Remark 33 Of course, if $\mathop{\bf Var}[f] < 1/2$ then $f$ has a large empty Fourier coefficient: $\widehat{f}(\emptyset)^2 \geq 1/2$. For a more refined version of Corollary 32, see the exercises.

It is an open question whether Corollary 32 can be improved to give a Fourier coefficient satisfying $\widehat{f}(S)^2 \geq \exp(-O(\mathbf{I}[f]))$; see the exercises and the discussion of the Fourier Entropy–Influence Conjecture in Chapter 10.

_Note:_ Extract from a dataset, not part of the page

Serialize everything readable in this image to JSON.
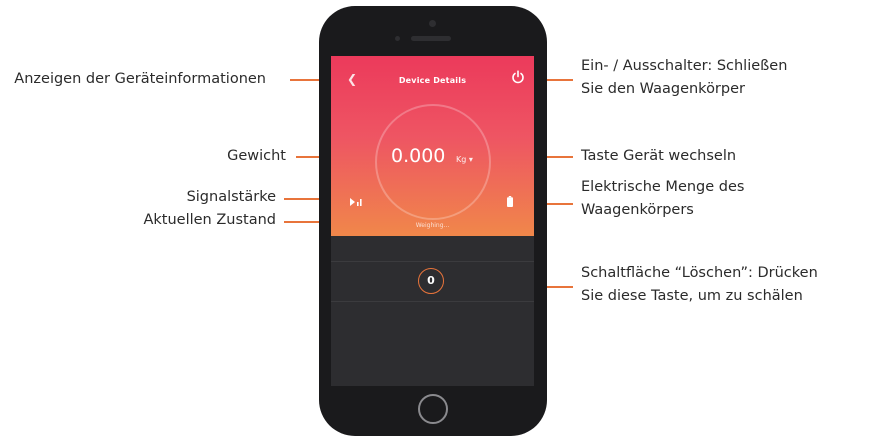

### 8 comments to §9.6: Highlight: The Kahn–Kalai–Linial Theorem

• LYT

A couple of tiny typos:

1. “they were interesting in” -> interested?
2. “a priori all of the influence” -> influences?

Regarding “We remark that it’s only this (2) that needs…”, maybe you mean to refer to the equation before (2) instead of (2)? It seems to me that (2) does not assume balancedness, whereas the line before does.

• Thanks LYT! Fixed the first two. For the last one — yeah, I know what you mean; as I was writing it I could see it wasn’t totally accurate. It’s more like you forget about the second-to-last inequality, and then adjust the last one. I’ll try to come up with a more accurate phrase eventually.

• Tim Black

A couple more little things:
In the last line of the proof of the KKL Theorem you have “$\geq O(\log^2 n) \cdots$”. Should it be $\frac{1}{O(\log^2 n)}$? In the next line: “asked and to be”.

• Fixed and fixed. Thanks for all of these comments, Tim, please keep them coming!

• Matt Franklin

Small typo at the end of the proof of Theorem 9.28 (p. 264 in book):
“From Exercise 3.31 …” should maybe be “From Exercise 3.34 …”.

• Thanks!

• Matt Franklin

There may be two small typos in the proof of Corollary 9.32 (p. 265 in book):
$S \leq 8 I[f]$ maybe should be $|S| \leq 8 I[f]$ (end of 1st sentence).
$exp(-O(I[f]^2))$ maybe should be $exp(O(I[f]^2))$ (middle of 3rd sentence).

• That’s two more — thank you very much!